Used CPU-Z and its already updated to F7 dated 08/03/2011


----------



## vikz (Apr 11, 2012)

Then you are out of luck  You'll either have to get a PCIE 2.0 motherboard for the new PCIE 2.1 graphics card that you're planning to buy or just buy a PCIE 2.0 card


----------



## Skillz (Apr 11, 2012)

hmm.. well that kinda sx... what guarantee is there that a PCIE 2.0 card will run properly...


----------



## vikz (Apr 11, 2012)

PCIE 2.0 is backward compatible with PCIE 1.1 and 1.0, so it should work without a problem, but will run in PCIE 1.1 mode. I ran a HD5770 which is PCIE 2.0 on a PCIE 1.1 board and I had no problems.

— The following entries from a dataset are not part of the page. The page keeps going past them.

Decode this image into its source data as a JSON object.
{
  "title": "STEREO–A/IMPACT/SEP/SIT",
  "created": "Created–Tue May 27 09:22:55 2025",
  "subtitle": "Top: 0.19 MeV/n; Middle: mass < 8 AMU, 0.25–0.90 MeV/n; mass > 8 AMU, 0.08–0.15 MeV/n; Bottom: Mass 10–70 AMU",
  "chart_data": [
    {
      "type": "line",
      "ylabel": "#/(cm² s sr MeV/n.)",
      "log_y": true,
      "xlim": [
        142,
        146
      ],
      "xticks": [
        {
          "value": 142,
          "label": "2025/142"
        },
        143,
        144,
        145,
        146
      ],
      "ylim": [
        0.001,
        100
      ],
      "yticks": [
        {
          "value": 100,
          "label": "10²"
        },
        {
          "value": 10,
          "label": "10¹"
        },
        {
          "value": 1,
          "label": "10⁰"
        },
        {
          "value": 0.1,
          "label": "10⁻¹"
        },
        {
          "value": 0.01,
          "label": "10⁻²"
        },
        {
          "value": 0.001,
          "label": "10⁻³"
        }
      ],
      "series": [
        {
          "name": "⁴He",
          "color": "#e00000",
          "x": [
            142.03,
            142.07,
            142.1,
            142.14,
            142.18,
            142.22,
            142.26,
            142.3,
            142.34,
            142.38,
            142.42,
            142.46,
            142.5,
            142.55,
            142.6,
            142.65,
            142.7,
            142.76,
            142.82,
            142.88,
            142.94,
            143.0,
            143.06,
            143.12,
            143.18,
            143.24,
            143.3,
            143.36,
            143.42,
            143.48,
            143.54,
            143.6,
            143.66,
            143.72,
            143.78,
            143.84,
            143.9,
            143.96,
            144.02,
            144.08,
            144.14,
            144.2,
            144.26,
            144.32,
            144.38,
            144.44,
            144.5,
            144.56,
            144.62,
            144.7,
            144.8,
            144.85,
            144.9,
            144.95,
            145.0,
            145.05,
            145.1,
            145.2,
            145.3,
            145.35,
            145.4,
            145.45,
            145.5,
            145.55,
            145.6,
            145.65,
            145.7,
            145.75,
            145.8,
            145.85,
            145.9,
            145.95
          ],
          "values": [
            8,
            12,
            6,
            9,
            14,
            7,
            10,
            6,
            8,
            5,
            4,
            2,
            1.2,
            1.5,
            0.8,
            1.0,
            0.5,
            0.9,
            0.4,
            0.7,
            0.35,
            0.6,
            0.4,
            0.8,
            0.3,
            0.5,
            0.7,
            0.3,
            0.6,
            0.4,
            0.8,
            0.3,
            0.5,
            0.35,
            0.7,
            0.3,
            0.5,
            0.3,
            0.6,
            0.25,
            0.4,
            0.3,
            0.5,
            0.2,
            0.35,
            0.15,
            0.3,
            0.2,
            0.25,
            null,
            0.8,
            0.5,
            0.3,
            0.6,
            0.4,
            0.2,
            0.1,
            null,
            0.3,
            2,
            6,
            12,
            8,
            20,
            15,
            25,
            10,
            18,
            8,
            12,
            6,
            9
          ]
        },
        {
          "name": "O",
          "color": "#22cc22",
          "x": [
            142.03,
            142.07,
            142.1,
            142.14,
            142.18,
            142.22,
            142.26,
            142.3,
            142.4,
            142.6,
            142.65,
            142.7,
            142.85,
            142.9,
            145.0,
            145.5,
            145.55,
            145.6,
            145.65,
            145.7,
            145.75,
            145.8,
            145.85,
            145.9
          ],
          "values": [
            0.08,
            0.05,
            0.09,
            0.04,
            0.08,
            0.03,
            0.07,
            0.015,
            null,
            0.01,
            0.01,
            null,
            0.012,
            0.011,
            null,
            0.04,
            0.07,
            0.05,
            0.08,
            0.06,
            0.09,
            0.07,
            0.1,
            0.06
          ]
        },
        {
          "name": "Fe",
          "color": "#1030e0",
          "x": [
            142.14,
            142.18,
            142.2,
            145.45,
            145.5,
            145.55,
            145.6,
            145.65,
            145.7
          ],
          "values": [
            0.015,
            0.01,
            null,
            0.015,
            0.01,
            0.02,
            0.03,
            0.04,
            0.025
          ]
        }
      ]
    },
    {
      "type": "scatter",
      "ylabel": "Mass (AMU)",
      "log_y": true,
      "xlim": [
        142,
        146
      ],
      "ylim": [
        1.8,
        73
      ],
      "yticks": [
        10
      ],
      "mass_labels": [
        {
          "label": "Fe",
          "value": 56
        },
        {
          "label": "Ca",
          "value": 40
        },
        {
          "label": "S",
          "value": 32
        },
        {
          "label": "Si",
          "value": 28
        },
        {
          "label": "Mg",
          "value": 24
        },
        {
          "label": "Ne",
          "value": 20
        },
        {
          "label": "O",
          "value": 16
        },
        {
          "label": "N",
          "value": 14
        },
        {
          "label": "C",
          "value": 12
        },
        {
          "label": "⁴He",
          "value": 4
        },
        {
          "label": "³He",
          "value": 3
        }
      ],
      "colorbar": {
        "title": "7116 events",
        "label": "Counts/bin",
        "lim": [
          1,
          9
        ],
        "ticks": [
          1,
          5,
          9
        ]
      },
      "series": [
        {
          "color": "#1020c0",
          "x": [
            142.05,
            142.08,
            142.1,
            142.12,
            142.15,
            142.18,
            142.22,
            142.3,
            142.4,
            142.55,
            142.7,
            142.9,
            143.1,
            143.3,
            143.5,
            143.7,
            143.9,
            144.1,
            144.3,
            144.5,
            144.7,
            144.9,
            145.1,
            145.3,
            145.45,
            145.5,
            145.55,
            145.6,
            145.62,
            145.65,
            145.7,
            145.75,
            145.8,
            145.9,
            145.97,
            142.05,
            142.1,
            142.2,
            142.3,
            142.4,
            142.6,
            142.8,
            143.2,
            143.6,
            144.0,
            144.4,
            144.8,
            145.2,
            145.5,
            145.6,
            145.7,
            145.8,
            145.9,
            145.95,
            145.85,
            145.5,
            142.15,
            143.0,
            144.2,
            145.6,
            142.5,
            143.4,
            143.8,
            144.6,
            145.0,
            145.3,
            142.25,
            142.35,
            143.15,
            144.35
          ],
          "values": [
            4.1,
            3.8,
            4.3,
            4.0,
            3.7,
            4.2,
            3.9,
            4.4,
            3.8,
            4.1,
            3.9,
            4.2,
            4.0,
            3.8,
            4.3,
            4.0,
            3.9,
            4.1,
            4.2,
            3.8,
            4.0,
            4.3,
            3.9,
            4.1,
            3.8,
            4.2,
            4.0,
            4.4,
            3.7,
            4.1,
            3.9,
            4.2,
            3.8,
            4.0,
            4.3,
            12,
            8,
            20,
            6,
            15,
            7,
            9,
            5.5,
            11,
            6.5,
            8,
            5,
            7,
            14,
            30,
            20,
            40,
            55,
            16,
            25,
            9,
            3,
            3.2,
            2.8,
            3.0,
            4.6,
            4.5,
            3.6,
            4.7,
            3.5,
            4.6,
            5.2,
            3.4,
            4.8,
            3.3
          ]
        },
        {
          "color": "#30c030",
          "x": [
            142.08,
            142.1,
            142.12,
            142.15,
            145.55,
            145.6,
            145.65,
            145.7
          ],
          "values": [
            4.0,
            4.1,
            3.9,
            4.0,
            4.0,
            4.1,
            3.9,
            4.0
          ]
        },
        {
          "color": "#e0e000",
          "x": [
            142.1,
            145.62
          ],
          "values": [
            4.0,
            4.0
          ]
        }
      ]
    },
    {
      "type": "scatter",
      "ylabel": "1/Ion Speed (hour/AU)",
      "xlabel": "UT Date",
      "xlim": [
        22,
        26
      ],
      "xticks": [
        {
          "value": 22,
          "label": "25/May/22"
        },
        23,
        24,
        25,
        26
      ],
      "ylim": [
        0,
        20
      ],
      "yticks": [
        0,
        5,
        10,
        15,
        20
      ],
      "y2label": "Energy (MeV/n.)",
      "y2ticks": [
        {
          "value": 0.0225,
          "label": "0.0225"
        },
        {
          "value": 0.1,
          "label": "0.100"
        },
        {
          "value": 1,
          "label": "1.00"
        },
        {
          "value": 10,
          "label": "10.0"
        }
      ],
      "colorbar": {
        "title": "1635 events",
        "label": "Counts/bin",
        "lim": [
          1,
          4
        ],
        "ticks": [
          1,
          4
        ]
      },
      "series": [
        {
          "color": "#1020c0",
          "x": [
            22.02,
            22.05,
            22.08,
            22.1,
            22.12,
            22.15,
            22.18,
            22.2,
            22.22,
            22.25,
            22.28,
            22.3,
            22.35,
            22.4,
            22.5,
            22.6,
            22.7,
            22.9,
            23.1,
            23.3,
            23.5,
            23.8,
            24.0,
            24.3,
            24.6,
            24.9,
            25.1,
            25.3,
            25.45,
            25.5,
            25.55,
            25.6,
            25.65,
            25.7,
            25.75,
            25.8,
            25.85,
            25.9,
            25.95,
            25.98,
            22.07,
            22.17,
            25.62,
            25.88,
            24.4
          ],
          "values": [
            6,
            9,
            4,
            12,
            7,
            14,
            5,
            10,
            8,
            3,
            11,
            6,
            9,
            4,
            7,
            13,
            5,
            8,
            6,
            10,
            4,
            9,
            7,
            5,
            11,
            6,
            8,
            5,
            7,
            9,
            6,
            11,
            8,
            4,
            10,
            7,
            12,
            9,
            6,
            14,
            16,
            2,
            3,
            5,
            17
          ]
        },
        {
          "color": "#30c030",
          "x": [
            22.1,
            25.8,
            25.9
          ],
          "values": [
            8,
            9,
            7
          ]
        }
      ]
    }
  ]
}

Any chance you can return the board and get a PCIE 2.0 board? If you're buying the new graphics card from the same vendor, maybe you can return the board, pay the difference and get a new graphics card. If this works out, pick up this board - Biostar TP43E Combo Motherboard - TP43E Combo by: Biostar -

One of the very few P43 chipsets still available in India. Supports 8 GB DDR2 and 4 GB DDR3 (not at the same time) and has a PCIE 2.0 slot. Price is pretty good too. 

Other option is to buy a second hand G43, G45, P43, P45 chipset board if you can find one.


----------



## Skillz (Apr 11, 2012)

I dont know if he will ever take the mobo back but I can sell this motherboard in some tech forum that wont be such issue. before buying i did asked about two P43 boards Asus P5P43TD and P5P43T  which he said will be priced 5500 or 6000 approxx dont remember correctly but wasnt available at that time, so i had to take it this motherboard for which i am cursing myself now...

Or i can buy a graphics card which is 2.0 express.. can i ?


----------



## vikz (Apr 11, 2012)

I've been looking for those two boards Asus P5P43TD and P5P43T everywhere, but haven't been able to find them. Those are fantastic enthusiast boards for LGA775 processors. If you do speak to your dealer, can you check if he has them in stock. If he does, please send me a PM.

Looks like you have two options:
1. Buy either of those boards. They will work fine with a PCIE express 2.1 graphics card.
2. Buy a PCIE express 2.0 graphics card which will work with your current G41 board.


----------



## Skillz (Apr 12, 2012)

hmm.. i think i will go for whole motherboard change again.. i might do little bit of overclocking too so p43 will be much better then g41..

i will talk with the dealer tomorrow or day after tomorrow and see what he have to say, till then i will keep my fingers crossed.. 
will pm you for sure....

Thanx a lot to everyone who gave their valuable advices and comments...

P.S - Mods please close this thread


----------



## coderunknown (Apr 12, 2012)

then take the board & GPU to the dealer and have it tested too. 

closing the thread. if you want it open again, PM me or any other mod


----------